Der 54-Jährige einigte sich mit dem 1. FC Köln darauf, dass er nicht noch bis zum 1. Juli warten muss, ehe er bei den Niedersachsen aktiv werden darf. Das teilte der VfL Wolfsburg mit.

Der Bundesliga-Absteiger aus Köln hatte sich im Oktober 2017 von Schmadtke getrennt und dem 54-Jährigen eine Abfindung bezahlt, die bei rund 3,3 Millionen Euro liegen soll. Dafür war es ihm untersagt, vor dem 1. Juli einen neuen Job anzutreten. Zuvor hatten der "Kicker" und die "Wolfsburger Allgemeine Zeitung" über die Einigung berichtet.

Genaue Angaben zur Lösung machte der VW-Club nicht. Eine offizielle Ablösesumme soll aber nicht geflossen sein. Stattdessen dürfte Schmadtke auf einen Teil der Abfindung verzichten, der durch das Gehalt, das er ab sofort in Wolfsburg erhält, gedeckt sein dürfte.

Auf Schmadtke wartet in Wolfsburg jede Menge Arbeit. Nachdem der VfL erst in der Relegation gegen den Zweitliga-Dritten Holstein Kiel den Klassenerhalt geschafft hatte, steht erneut ein großer Umbruch im Kader an. Zusammen mit Trainer Bruno Labbadia muss Schmadtke nun so schnell wie möglich die neue Mannschaft planen.

In den kommenden Wochen wollen die Wolfsburger noch einen weiteren Geschäftsführer für den Bereich Marketing und Vertrieb suchen. So lange bleibt Wolfgang Hotze, der eigentlich längst in den Aufsichtsrat wechseln wollte, in dem Gremium. Als weiterer Geschäftsführer ist Tim Schumacher für das Personalwesen zuständig.
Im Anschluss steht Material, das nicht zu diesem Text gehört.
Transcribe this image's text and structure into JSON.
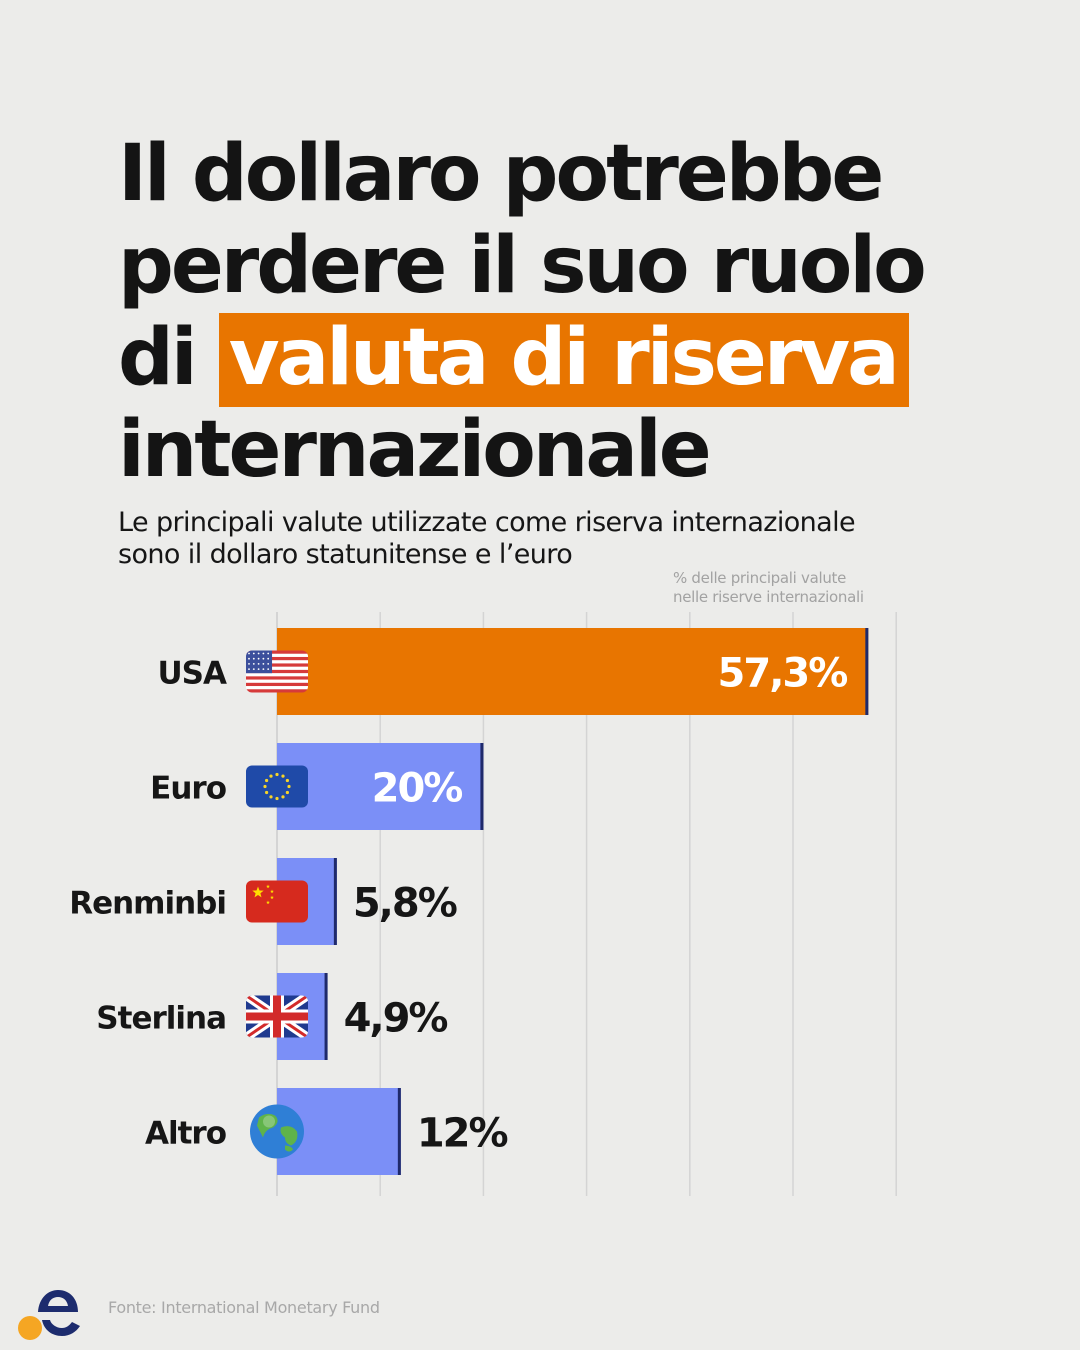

Das Team von Trainer Bruno Labbadia beginnt indes am 1. Juli mit der Vorbereitung auf die neue Saison. 41 Tage nach dem Relegations-Rückspiel gegen den Zweitliga-Dritten Holstein Kiel bittet Labbadia seine Mannschaft erstmals auf den Trainingsplatz. Über die weiteren Termine in der Vorbereitung werden Labbadia und Schmadtke in den kommenden Tagen beraten.
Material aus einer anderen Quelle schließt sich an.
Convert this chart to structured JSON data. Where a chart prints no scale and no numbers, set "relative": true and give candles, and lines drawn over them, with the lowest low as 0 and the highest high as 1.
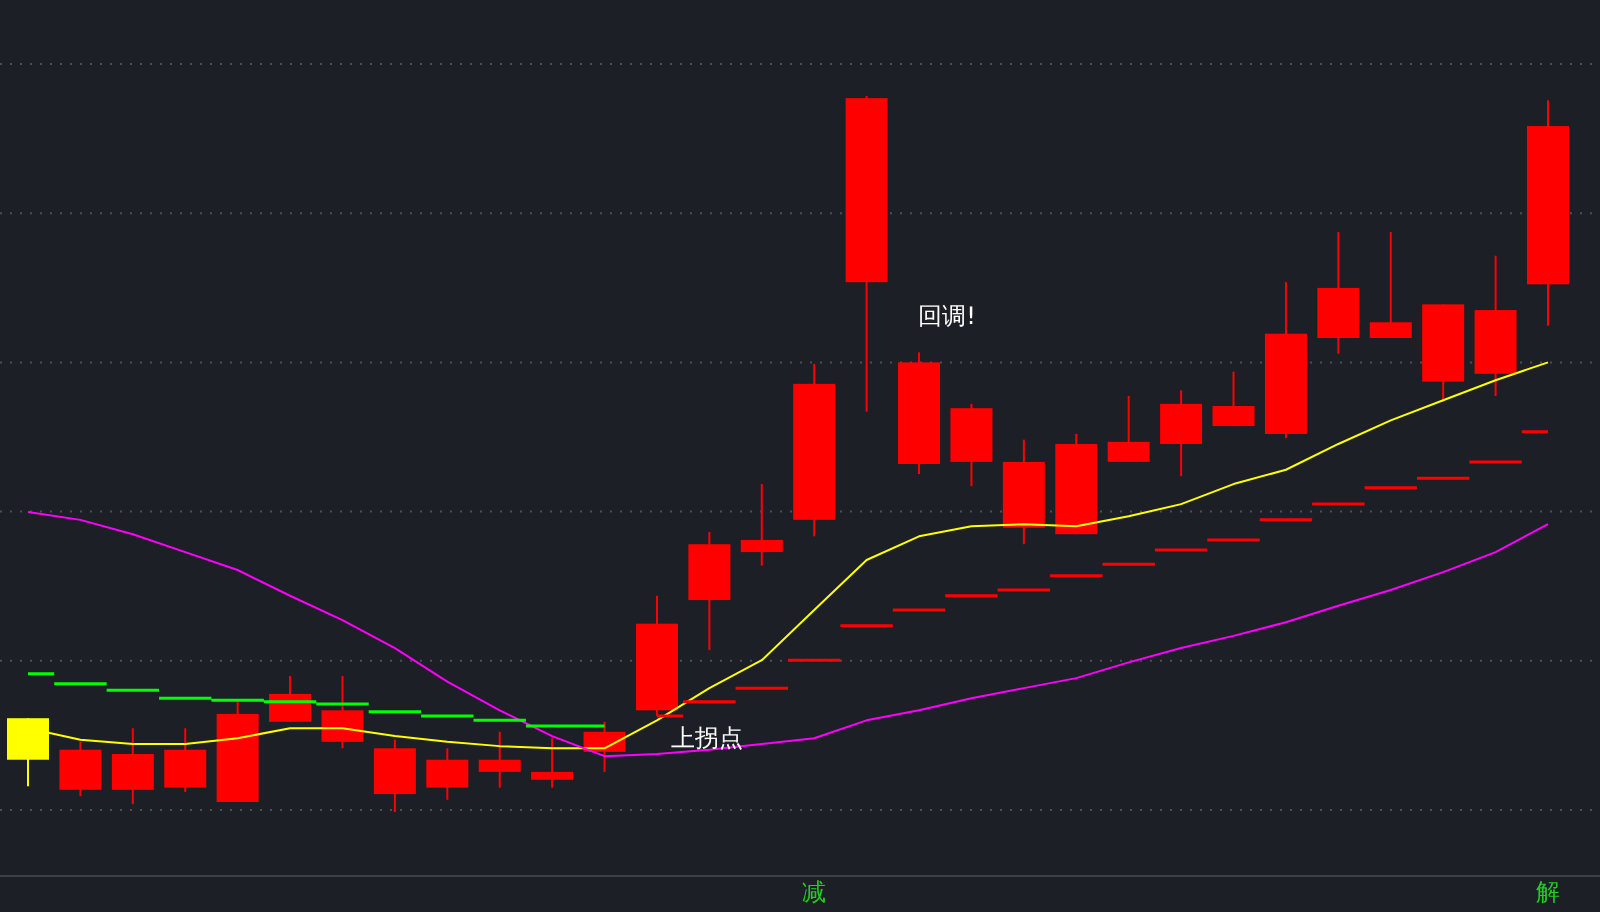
{
  "chart_data": {
    "type": "candlestick",
    "relative": true,
    "grid": true,
    "categories": [
      null,
      null,
      null,
      null,
      null,
      null,
      null,
      null,
      null,
      null,
      null,
      null,
      null,
      null,
      null,
      "减",
      null,
      null,
      null,
      null,
      null,
      null,
      null,
      null,
      null,
      null,
      null,
      null,
      null,
      "解"
    ],
    "ohlc": [
      [
        0.073,
        0.131,
        0.036,
        0.131
      ],
      [
        0.031,
        0.098,
        0.022,
        0.087
      ],
      [
        0.031,
        0.117,
        0.011,
        0.081
      ],
      [
        0.034,
        0.117,
        0.028,
        0.087
      ],
      [
        0.014,
        0.154,
        0.014,
        0.137
      ],
      [
        0.126,
        0.19,
        0.126,
        0.165
      ],
      [
        0.098,
        0.19,
        0.089,
        0.142
      ],
      [
        0.025,
        0.101,
        0,
        0.089
      ],
      [
        0.034,
        0.089,
        0.017,
        0.073
      ],
      [
        0.056,
        0.112,
        0.034,
        0.073
      ],
      [
        0.045,
        0.103,
        0.034,
        0.056
      ],
      [
        0.084,
        0.126,
        0.056,
        0.112
      ],
      [
        0.142,
        0.302,
        0.134,
        0.263
      ],
      [
        0.296,
        0.391,
        0.226,
        0.374
      ],
      [
        0.363,
        0.458,
        0.344,
        0.38
      ],
      [
        0.408,
        0.626,
        0.385,
        0.598
      ],
      [
        0.74,
        1,
        0.559,
        0.997
      ],
      [
        0.486,
        0.642,
        0.472,
        0.628
      ],
      [
        0.489,
        0.57,
        0.455,
        0.564
      ],
      [
        0.397,
        0.52,
        0.374,
        0.489
      ],
      [
        0.388,
        0.528,
        0.388,
        0.514
      ],
      [
        0.489,
        0.581,
        0.489,
        0.517
      ],
      [
        0.514,
        0.589,
        0.469,
        0.57
      ],
      [
        0.539,
        0.615,
        0.539,
        0.567
      ],
      [
        0.528,
        0.74,
        0.522,
        0.668
      ],
      [
        0.662,
        0.81,
        0.64,
        0.732
      ],
      [
        0.662,
        0.81,
        0.662,
        0.684
      ],
      [
        0.601,
        0.709,
        0.573,
        0.709
      ],
      [
        0.612,
        0.777,
        0.581,
        0.701
      ],
      [
        0.737,
        0.994,
        0.679,
        0.958
      ]
    ],
    "colors": [
      "#ffff00",
      "#ff0000",
      "#ff0000",
      "#ff0000",
      "#ff0000",
      "#ff0000",
      "#ff0000",
      "#ff0000",
      "#ff0000",
      "#ff0000",
      "#ff0000",
      "#ff0000",
      "#ff0000",
      "#ff0000",
      "#ff0000",
      "#ff0000",
      "#ff0000",
      "#ff0000",
      "#ff0000",
      "#ff0000",
      "#ff0000",
      "#ff0000",
      "#ff0000",
      "#ff0000",
      "#ff0000",
      "#ff0000",
      "#ff0000",
      "#ff0000",
      "#ff0000",
      "#ff0000"
    ],
    "series": [
      {
        "type": "line",
        "color": "#ffff00",
        "values": [
          0.117,
          0.101,
          0.095,
          0.095,
          0.103,
          0.117,
          0.117,
          0.106,
          0.098,
          0.092,
          0.089,
          0.089,
          0.128,
          0.173,
          0.212,
          0.282,
          0.352,
          0.385,
          0.399,
          0.402,
          0.399,
          0.413,
          0.43,
          0.458,
          0.478,
          0.514,
          0.547,
          0.575,
          0.603,
          0.628
        ]
      },
      {
        "type": "line",
        "color": "#ff00ff",
        "values": [
          0.419,
          0.408,
          0.388,
          0.363,
          0.338,
          0.302,
          0.268,
          0.229,
          0.182,
          0.142,
          0.106,
          0.078,
          0.081,
          0.087,
          0.095,
          0.103,
          0.128,
          0.142,
          0.159,
          0.173,
          0.187,
          0.209,
          0.229,
          0.246,
          0.265,
          0.288,
          0.31,
          0.335,
          0.363,
          0.402
        ]
      },
      {
        "type": "step",
        "color": "#00ff00",
        "values": [
          0.193,
          0.179,
          0.17,
          0.159,
          0.156,
          0.154,
          0.151,
          0.14,
          0.134,
          0.128,
          0.12,
          0.12,
          null,
          null,
          null,
          null,
          null,
          null,
          null,
          null,
          null,
          null,
          null,
          null,
          null,
          null,
          null,
          null,
          null,
          null
        ]
      },
      {
        "type": "step",
        "color": "#ff0000",
        "values": [
          null,
          null,
          null,
          null,
          null,
          null,
          null,
          null,
          null,
          null,
          null,
          null,
          0.134,
          0.154,
          0.173,
          0.212,
          0.26,
          0.282,
          0.302,
          0.31,
          0.33,
          0.346,
          0.366,
          0.38,
          0.408,
          0.43,
          0.453,
          0.466,
          0.489,
          0.531
        ]
      }
    ],
    "annotations": [
      "回调!",
      "上拐点"
    ]
  }
}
Entgegen ursprünglichen Planungen wird der VfL keine Werbereise nach China machen. "Wir haben uns dazu entschieden, den Fokus jetzt voll und ganz auf eine sportlich optimale Vorbereitung zu legen", begründete Geschäftsführer Tim Schumacher am Freitag die Entscheidung. Die Reise soll aber nachgeholt werden.